Two Women to Clean up the Mess
Illece Buckley Weber and Linda Northrup were elected to fill the two vacancies on the Agoura Hills City Council. Voters were adament that future decisions of the council not go the way they have been.
When Agoura Hills City Council members agreed to sell the 71 Acre Chesebro Meadow, the goal was to settle a lawsuit with the buyer. In hindsight, the expense of continuing the suit, and the liability should the city have lost in court, was a paltry sum compared to the value of the meadow measured in dollars AND in its critical benefit to the survival of many species in the Santa Monica Mountains.
The city figured they might lose the lawsuit, and their defendant was the only buyer to come forward. The public did not have any vote on the matter - a deal was struck. While it seemed like the only option at the time, the sale of the Chesebro Meadow for less than $1M was unfortunate. The sale was contingent on the Final Environmental Impact Report certification. While there are other conditions to be met, including the annexation of the land to the city, certifying the FEIR was the first step.
The second mistake may have been a foregone conclusion - tethered to the sale agreement. At the City Planning Commission and Council meeting, experts gave compelling testimony why the FEIR was inadequate, and yet 3 out of 5 planners, and 3 out of 5 council members voted to certify that document.

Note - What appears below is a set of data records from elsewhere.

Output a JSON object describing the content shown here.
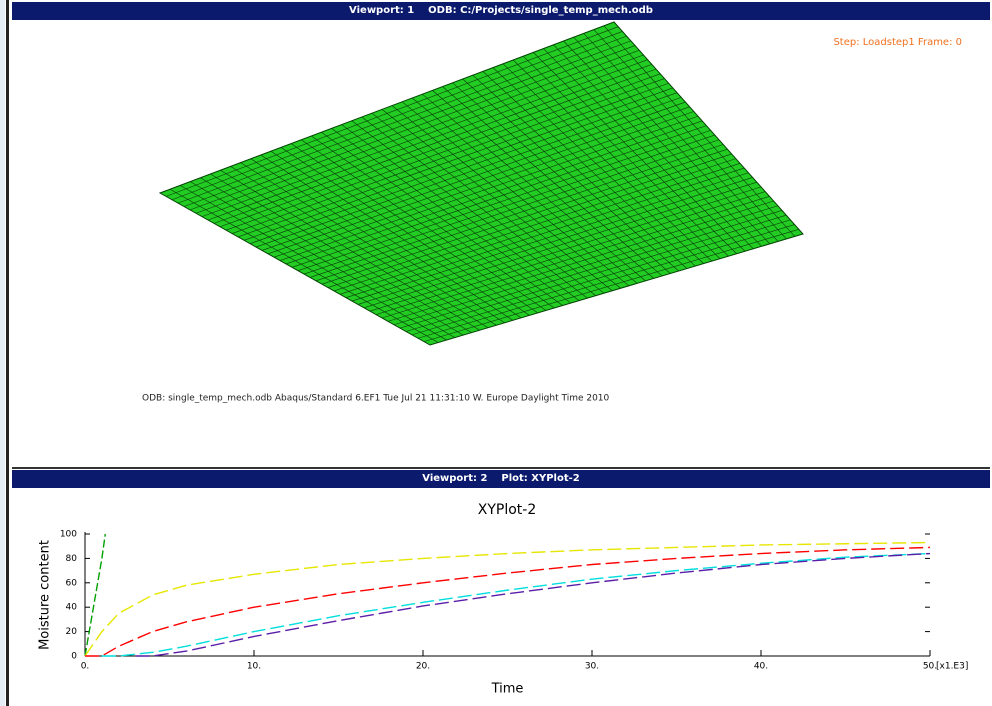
{
  "viewport1": {
    "title": "Viewport: 1    ODB: C:/Projects/single_temp_mech.odb",
    "step_label": "Step: Loadstep1  Frame: 0",
    "odb_info": "ODB: single_temp_mech.odb    Abaqus/Standard 6.EF1    Tue Jul 21 11:31:10 W. Europe Daylight Time 2010"
  },
  "viewport2": {
    "title": "Viewport: 2    Plot: XYPlot-2"
  },
  "chart_data": {
    "type": "line",
    "title": "XYPlot-2",
    "x_label": "Time",
    "y_label": "Moisture content",
    "x_multiplier": "[x1.E3]",
    "xlim": [
      0,
      50
    ],
    "ylim": [
      0,
      100
    ],
    "xticks": [
      {
        "value": 0,
        "label": "0."
      },
      {
        "value": 10,
        "label": "10."
      },
      {
        "value": 20,
        "label": "20."
      },
      {
        "value": 30,
        "label": "30."
      },
      {
        "value": 40,
        "label": "40."
      },
      {
        "value": 50,
        "label": "50."
      }
    ],
    "yticks": [
      0,
      20,
      40,
      60,
      80,
      100
    ],
    "series": [
      {
        "color": "#00a000",
        "x": [
          0,
          0.5,
          1,
          1.2
        ],
        "values": [
          0,
          40,
          80,
          100
        ]
      },
      {
        "color": "#e6e600",
        "x": [
          0,
          1,
          2,
          4,
          6,
          10,
          15,
          20,
          25,
          30,
          35,
          40,
          45,
          50
        ],
        "values": [
          0,
          20,
          35,
          50,
          58,
          67,
          75,
          80,
          84,
          87,
          89,
          91,
          92,
          93
        ]
      },
      {
        "color": "#ff0000",
        "x": [
          0,
          1,
          2,
          4,
          6,
          10,
          15,
          20,
          25,
          30,
          35,
          40,
          45,
          50
        ],
        "values": [
          0,
          0,
          8,
          20,
          28,
          40,
          51,
          60,
          68,
          75,
          80,
          84,
          87,
          89
        ]
      },
      {
        "color": "#00dede",
        "x": [
          1,
          2,
          4,
          6,
          10,
          15,
          20,
          25,
          30,
          35,
          40,
          45,
          50
        ],
        "values": [
          0,
          0,
          3,
          8,
          20,
          33,
          44,
          54,
          63,
          70,
          76,
          81,
          84
        ]
      },
      {
        "color": "#5a1ea8",
        "x": [
          3,
          4,
          6,
          10,
          15,
          20,
          25,
          30,
          35,
          40,
          45,
          50
        ],
        "values": [
          0,
          0,
          4,
          16,
          29,
          41,
          51,
          60,
          68,
          75,
          80,
          84
        ]
      }
    ]
  }
}
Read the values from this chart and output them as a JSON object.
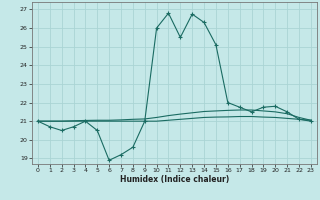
{
  "xlabel": "Humidex (Indice chaleur)",
  "xlim": [
    -0.5,
    23.5
  ],
  "ylim": [
    18.7,
    27.4
  ],
  "yticks": [
    19,
    20,
    21,
    22,
    23,
    24,
    25,
    26,
    27
  ],
  "xticks": [
    0,
    1,
    2,
    3,
    4,
    5,
    6,
    7,
    8,
    9,
    10,
    11,
    12,
    13,
    14,
    15,
    16,
    17,
    18,
    19,
    20,
    21,
    22,
    23
  ],
  "bg_color": "#c5e8e8",
  "grid_color": "#aad4d4",
  "line_color": "#1a6b62",
  "line1_x": [
    0,
    1,
    2,
    3,
    4,
    5,
    6,
    7,
    8,
    9,
    10,
    11,
    12,
    13,
    14,
    15,
    16,
    17,
    18,
    19,
    20,
    21,
    22,
    23
  ],
  "line1_y": [
    21.0,
    20.7,
    20.5,
    20.7,
    21.0,
    20.5,
    18.9,
    19.2,
    19.6,
    21.0,
    26.0,
    26.8,
    25.5,
    26.75,
    26.3,
    25.1,
    22.0,
    21.75,
    21.5,
    21.75,
    21.8,
    21.5,
    21.1,
    21.0
  ],
  "line2_x": [
    0,
    1,
    2,
    3,
    4,
    5,
    6,
    7,
    8,
    9,
    10,
    11,
    12,
    13,
    14,
    15,
    16,
    17,
    18,
    19,
    20,
    21,
    22,
    23
  ],
  "line2_y": [
    21.0,
    21.0,
    21.0,
    21.02,
    21.04,
    21.05,
    21.05,
    21.07,
    21.1,
    21.12,
    21.2,
    21.3,
    21.38,
    21.45,
    21.52,
    21.55,
    21.58,
    21.6,
    21.6,
    21.55,
    21.5,
    21.4,
    21.2,
    21.05
  ],
  "line3_x": [
    0,
    1,
    2,
    3,
    4,
    5,
    6,
    7,
    8,
    9,
    10,
    11,
    12,
    13,
    14,
    15,
    16,
    17,
    18,
    19,
    20,
    21,
    22,
    23
  ],
  "line3_y": [
    21.0,
    21.0,
    21.0,
    21.0,
    21.0,
    21.0,
    21.0,
    21.0,
    21.0,
    21.0,
    21.0,
    21.05,
    21.1,
    21.15,
    21.2,
    21.22,
    21.23,
    21.25,
    21.25,
    21.22,
    21.2,
    21.15,
    21.1,
    21.05
  ]
}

On Tuesday, November 3, 2015, registered voters of the City of Agoura Hills had the opportunity to elect two members of the City Council.
Three candidates voted that the FEIR inadequately addressed fire evacuation safety or the potential effects on the development to a proposed wildlife crossing. They were Chris Anstead, Linda Northrup, and Illece Buckley Weber.
The Old Agoura Homeowner's Association endorsed Northrup and Buckley Weber because they deemed the FEIR inadequate. Their votes counted this time.